Tagging is nothing more than adding key words to describe your images. They can be anything you wish but make sure they are relevant or people will get annoyed if your images don’t match their tags. An image can have as many tags as you like and phrases are allowed, just enclose the phrase within double quotes. If you have an image tagged with ‘Dancer’ and ‘Norway’ then any images you have with those two tags in will show when searched for by other users.
Blogg The Image
As we mentioned previously; one of Flickr’s most useful features is that it enables you to publish any of your images straight into your Blogger site with minimum fuss.
When you click on one of your images a larger version appears with a number of options above it. Click on the ‘Blog This’ button and you will be presented with the screen shot above. Then carry out the following steps after clicking 'Do That Now';
1. Flickr will ask what kind of Blog you have, for our purposes the default option ‘Blogger Blog’ is the one we want so click ‘Next’.
2. Enter you Blogger username and password (don’t worry it’s perfectly safe).
3. Flickr will retrieve your Blogger details for you, leave the ‘Store your password’ box ticked and you will not have to re-enter it every-time you want to post an image. Click ‘All Done’
4. On the following page click the ‘create a custom posting template’ as this will allow you to determine how your images show up within a Blogger post.
5. We strongly advise selecting the ‘Mid Size, Aligned right’ option on this page since this presents your images in the most usable format. The thumbnails are too small and the ‘Original Size’ option may break the layout of your Blogger page.
6. On the following page select ‘Use This’ and you’re done.
You will then, finally, be presented with the image you are about to blog and a simple form to fill in, covering the ‘title’ and your actual Blog entry, when you are done click ‘Post Entry’ and the image and text will be posted to your Blogger account and you never lifted a finger (well not much anyway). Once you Flickr account has been set to work with a particular Blog the ‘Blog This’ button will give you the option to post directly, you don’t have to configure it again.

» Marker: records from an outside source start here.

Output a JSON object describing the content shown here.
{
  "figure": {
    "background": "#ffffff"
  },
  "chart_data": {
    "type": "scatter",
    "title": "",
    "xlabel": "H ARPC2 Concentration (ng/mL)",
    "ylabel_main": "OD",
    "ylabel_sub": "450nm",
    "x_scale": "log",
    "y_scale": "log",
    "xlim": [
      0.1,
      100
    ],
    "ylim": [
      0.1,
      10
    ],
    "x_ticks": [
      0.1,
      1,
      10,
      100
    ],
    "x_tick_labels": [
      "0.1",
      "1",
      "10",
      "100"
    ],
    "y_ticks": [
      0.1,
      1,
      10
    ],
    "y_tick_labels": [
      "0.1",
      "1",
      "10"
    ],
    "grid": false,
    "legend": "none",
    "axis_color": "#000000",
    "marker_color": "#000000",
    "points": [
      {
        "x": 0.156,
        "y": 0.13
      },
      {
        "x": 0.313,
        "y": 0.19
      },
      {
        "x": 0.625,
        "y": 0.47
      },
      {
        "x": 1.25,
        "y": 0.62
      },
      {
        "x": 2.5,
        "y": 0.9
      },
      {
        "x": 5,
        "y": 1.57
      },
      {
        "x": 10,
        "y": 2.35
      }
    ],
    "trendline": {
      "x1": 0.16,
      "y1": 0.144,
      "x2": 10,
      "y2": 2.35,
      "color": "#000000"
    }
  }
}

The added bonus is that images on your posts will link directly to your Flickr page where your readers can browse all of your images, leave comments, and have a look around your company’s visual workings at their leisure.
Small, Perfectly Formed
Although a combination of Blogger and Flickr is not the perfect solution to the online needs of your company they do present an ideal starting point to get a well designed, easy to update and, possibly, fun way to keep you potential audience informed about what your company is doing.
Posting new information or just a fun story about what’s going on with your latest project at least once a week can create an engaging internet presence that people will return to time and time again. Letting people know about your page is simple, every blog has its own unique link.
Blogger and Flickr take care of the technology, all you have to do is take care of the content, so arm yourself with your digital camera and hefty dose of wit for your writing and let us know about your new website, remember, none of this will cost you a penny!
Article19's demo is published within Article19 for practical reasons, you don't need any type of internet hosting or webserver to run a Blogger Blog.
Flickr 'Pro' accounts can be purchased for $29, these allow 2Gb of images to be uploaded per month and other additional features.
If full resolution images are uploaded to Flickr this may take longer but it does mean you can make high quality images available for promoters and the media to download should they require them.